In the “Firewall” section is where we will have the possibility to configure all the rules, IPFire is based on iptables, therefore, under “below” it makes use of the popular Linux operating systems firewall. We can configure new rules, chains, and we can even group different hosts or networks to apply a specific configuration. At the firewall configuration level, this IPFire is as complete as iptables, however, if we do not have any configuration via the web, we will always be able to access via SSH to perform more advanced configurations.

This operating system also has an advanced IDS and IPS, in order to detect and prevent intrusions, it makes use of the popular SNORT, so we will have a large number of advanced configuration options, especially if we enter via SSH since the web configuration menu does not have many functionalities. We will also have the option to allow or block access to different P2P networks such as BitTorrent, Ares or EdonKey among others. Of course, we can block entire countries easily and quickly, as well as install a WiFi card and generate a WiFi access point to provide wireless connectivity.

In the «IPtables» section we can see all the rules of all the chains and tables at a low level, in this way, we can know at all times what is happening.

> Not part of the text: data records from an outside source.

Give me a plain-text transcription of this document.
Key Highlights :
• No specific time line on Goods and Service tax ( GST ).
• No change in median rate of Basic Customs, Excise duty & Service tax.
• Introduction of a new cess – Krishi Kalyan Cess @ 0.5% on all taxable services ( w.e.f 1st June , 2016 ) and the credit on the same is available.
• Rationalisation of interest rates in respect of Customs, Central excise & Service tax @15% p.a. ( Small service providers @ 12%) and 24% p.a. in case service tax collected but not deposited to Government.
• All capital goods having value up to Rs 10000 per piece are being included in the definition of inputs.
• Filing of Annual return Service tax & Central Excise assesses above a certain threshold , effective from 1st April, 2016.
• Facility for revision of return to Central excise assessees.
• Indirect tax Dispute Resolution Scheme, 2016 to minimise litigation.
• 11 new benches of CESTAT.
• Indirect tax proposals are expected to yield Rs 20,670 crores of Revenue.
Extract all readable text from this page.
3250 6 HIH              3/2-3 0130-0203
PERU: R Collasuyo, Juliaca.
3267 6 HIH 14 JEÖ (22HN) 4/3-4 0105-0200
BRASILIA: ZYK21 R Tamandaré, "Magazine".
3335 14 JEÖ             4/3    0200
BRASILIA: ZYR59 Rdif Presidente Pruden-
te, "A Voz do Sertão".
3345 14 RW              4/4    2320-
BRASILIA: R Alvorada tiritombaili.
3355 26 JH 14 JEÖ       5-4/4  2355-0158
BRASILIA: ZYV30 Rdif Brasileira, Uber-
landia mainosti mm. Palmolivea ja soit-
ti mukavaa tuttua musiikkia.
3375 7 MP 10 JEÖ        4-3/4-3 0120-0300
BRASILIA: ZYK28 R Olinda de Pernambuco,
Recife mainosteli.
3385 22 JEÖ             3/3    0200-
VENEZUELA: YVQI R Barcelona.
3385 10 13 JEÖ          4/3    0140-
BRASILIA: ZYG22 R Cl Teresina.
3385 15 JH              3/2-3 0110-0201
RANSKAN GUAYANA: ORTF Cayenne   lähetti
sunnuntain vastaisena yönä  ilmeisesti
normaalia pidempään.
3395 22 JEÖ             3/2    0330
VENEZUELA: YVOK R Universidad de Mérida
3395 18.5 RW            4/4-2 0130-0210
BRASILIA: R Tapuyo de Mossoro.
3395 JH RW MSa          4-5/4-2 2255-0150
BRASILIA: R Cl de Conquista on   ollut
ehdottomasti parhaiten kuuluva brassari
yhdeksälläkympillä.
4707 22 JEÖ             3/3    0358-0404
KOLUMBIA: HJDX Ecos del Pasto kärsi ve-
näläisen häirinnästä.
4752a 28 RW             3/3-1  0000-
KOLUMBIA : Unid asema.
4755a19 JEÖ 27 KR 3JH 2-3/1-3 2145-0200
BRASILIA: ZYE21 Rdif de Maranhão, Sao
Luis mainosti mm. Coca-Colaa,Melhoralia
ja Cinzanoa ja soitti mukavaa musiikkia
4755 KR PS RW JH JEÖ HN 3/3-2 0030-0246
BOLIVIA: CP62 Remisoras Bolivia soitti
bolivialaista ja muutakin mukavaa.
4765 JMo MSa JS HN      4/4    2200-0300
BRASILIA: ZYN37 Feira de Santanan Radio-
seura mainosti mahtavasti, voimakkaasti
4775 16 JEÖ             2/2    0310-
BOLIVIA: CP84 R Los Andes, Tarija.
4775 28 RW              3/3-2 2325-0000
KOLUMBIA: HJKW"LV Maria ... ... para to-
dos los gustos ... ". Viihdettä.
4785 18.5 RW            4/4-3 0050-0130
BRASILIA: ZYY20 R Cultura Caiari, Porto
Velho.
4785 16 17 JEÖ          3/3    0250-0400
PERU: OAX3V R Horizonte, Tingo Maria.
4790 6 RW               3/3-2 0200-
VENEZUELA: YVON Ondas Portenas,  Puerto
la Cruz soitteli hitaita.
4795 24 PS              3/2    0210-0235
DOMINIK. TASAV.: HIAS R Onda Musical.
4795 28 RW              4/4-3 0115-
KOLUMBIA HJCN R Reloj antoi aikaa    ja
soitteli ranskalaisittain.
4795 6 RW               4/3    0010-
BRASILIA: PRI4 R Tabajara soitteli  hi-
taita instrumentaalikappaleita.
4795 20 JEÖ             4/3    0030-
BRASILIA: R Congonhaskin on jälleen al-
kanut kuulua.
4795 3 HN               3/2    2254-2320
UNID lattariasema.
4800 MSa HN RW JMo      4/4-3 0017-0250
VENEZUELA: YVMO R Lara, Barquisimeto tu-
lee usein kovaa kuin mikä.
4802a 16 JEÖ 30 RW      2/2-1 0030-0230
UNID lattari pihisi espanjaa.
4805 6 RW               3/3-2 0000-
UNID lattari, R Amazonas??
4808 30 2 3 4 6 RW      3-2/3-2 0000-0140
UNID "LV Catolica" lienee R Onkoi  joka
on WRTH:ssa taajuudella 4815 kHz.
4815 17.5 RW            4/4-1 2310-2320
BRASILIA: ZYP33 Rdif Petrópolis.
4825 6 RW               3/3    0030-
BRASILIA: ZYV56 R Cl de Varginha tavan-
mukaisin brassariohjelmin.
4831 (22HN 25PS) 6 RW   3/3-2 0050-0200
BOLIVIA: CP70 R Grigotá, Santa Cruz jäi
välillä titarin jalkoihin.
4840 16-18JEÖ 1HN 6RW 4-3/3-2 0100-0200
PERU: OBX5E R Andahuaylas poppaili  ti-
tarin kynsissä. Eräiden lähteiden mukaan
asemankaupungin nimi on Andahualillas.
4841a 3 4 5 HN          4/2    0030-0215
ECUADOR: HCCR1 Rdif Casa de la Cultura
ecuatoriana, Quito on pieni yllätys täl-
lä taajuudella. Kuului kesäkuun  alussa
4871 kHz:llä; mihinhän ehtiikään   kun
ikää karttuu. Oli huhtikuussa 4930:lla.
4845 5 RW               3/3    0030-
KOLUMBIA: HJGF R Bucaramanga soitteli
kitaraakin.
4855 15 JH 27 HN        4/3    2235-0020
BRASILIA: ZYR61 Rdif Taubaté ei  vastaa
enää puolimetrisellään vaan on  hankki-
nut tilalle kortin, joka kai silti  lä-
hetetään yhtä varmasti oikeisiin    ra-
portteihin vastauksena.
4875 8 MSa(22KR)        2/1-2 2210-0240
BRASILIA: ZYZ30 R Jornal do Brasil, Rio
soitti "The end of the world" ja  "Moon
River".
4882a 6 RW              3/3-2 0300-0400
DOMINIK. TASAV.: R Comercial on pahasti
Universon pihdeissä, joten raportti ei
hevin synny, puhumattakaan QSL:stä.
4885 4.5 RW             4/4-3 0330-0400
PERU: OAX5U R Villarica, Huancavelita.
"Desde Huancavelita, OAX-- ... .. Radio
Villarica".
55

We will also have the ability to install additional software on IPFire to expand the capabilities of this powerful firewall. Finally, the logs in a firewall is essential, this operating system will allow us to see and send the logs to a syslog server for further study.

As you have seen, IPFire is a very complete firewall-oriented operating system, which will allow us to protect all domestic communications and those of small and medium-sized companies. We must remember that this IPFire is based on Linux, and makes use of IPtables, since other similar operating systems are based on FreeBSD.

We hope that with this complete IPFire tutorial, you can protect your network more, and configure its security in detail.